Le recyclage des métaux standards et stratégiques qui composent ces pièces n'existe alors quasiment pas à l'échelle européenne. Et la question de la souveraineté d'approvisionnement de cette matière essentielle, aujourd'hui au cœur des réflexions géo-stratégiques, ne se pose pas encore. 15 ans plus tard, au terme d'un parcours semé d'embûches, les deux entrepreneurs sont bien positionnés pour participer à la sécurisation de ces métaux stratégiques par le recyclage défendue par Emmanuel Macron.
A l'époque, ces pionniers ne souffrent d'aucune concurrence tant le recyclage de ces quelques milligrammes par carte s'apparente à un travail de Sisyphe. Le projet interpelle car la technologie demande une recherche immense pour récolter si peu de matière : de 10 à 500 grammes par tonne pour l'or (et encore en fonction des compositions), de 7 à 100 grammes pour 1.000 kilos de matière pour le palladium, l'argent, le cuivre, l'étain ou le tantale, etc.

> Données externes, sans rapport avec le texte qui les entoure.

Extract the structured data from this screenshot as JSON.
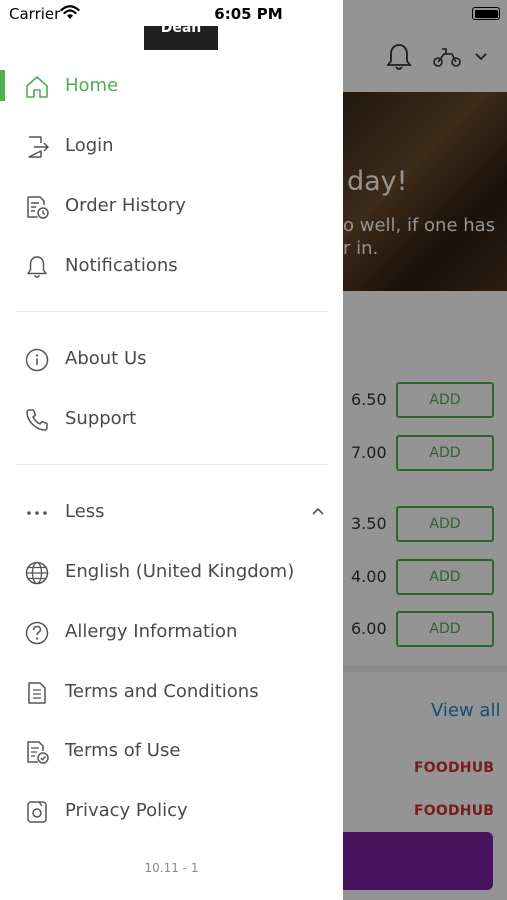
{
  "status_bar": {
    "carrier": "Carrier",
    "time": "6:05 PM"
  },
  "drawer": {
    "logo_text": "Dean",
    "primary_items": [
      {
        "label": "Home",
        "icon": "home-icon",
        "active": true
      },
      {
        "label": "Login",
        "icon": "login-icon"
      },
      {
        "label": "Order History",
        "icon": "order-history-icon"
      },
      {
        "label": "Notifications",
        "icon": "bell-icon"
      }
    ],
    "secondary_items": [
      {
        "label": "About Us",
        "icon": "info-icon"
      },
      {
        "label": "Support",
        "icon": "phone-icon"
      }
    ],
    "more_toggle": {
      "label": "Less",
      "icon": "ellipsis-icon",
      "expanded": true
    },
    "more_items": [
      {
        "label": "English (United Kingdom)",
        "icon": "globe-icon"
      },
      {
        "label": "Allergy Information",
        "icon": "question-icon"
      },
      {
        "label": "Terms and Conditions",
        "icon": "document-icon"
      },
      {
        "label": "Terms of Use",
        "icon": "document-check-icon"
      },
      {
        "label": "Privacy Policy",
        "icon": "privacy-icon"
      }
    ],
    "version": "10.11 - 1",
    "accent_color": "#4caf50"
  },
  "background": {
    "hero_title": "day!",
    "hero_subtitle": "o well, if one has\nr in.",
    "items": [
      {
        "price": "6.50",
        "button": "ADD"
      },
      {
        "price": "7.00",
        "button": "ADD"
      },
      {
        "price": "3.50",
        "button": "ADD"
      },
      {
        "price": "4.00",
        "button": "ADD"
      },
      {
        "price": "6.00",
        "button": "ADD"
      }
    ],
    "view_all": "View all",
    "brand_labels": [
      "FOODHUB",
      "FOODHUB"
    ]
  }
}
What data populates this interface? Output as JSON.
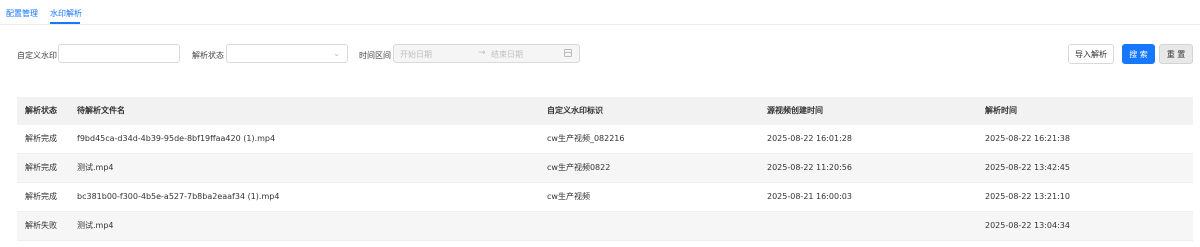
{
  "tabs": [
    {
      "label": "配置管理"
    },
    {
      "label": "水印解析"
    }
  ],
  "filters": {
    "custom_label": "自定义水印",
    "status_label": "解析状态",
    "range_label": "时间区间",
    "start_placeholder": "开始日期",
    "end_placeholder": "结束日期"
  },
  "buttons": {
    "import": "导入解析",
    "search": "搜 索",
    "reset": "重 置"
  },
  "table": {
    "headers": [
      "解析状态",
      "待解析文件名",
      "自定义水印标识",
      "源视频创建时间",
      "解析时间"
    ],
    "rows": [
      [
        "解析完成",
        "f9bd45ca-d34d-4b39-95de-8bf19ffaa420 (1).mp4",
        "cw生产视频_082216",
        "2025-08-22 16:01:28",
        "2025-08-22 16:21:38"
      ],
      [
        "解析完成",
        "测试.mp4",
        "cw生产视频0822",
        "2025-08-22 11:20:56",
        "2025-08-22 13:42:45"
      ],
      [
        "解析完成",
        "bc381b00-f300-4b5e-a527-7b8ba2eaaf34 (1).mp4",
        "cw生产视频",
        "2025-08-21 16:00:03",
        "2025-08-22 13:21:10"
      ],
      [
        "解析失败",
        "测试.mp4",
        "",
        "",
        "2025-08-22 13:04:34"
      ]
    ]
  }
}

Leur entreprise Terra Nova devient la première tête de réseau privée sur ce segment du recyclage en France. Elle travaille avec de grands centres de recherche comme le CNRS, le CEA, Polytech Lille ou encore le BRGM. En 2011, une première usine ouvre à Isbergues (Pas-de-Calais), nécessitant environ 20 millions d'euros d'investissement. Elle fonctionne avec le principe de la pyrolyse qui consiste à détruire les plastiques et les résines grâce à une montée en température des matériaux, dans une atmosphère pauvre en oxygène.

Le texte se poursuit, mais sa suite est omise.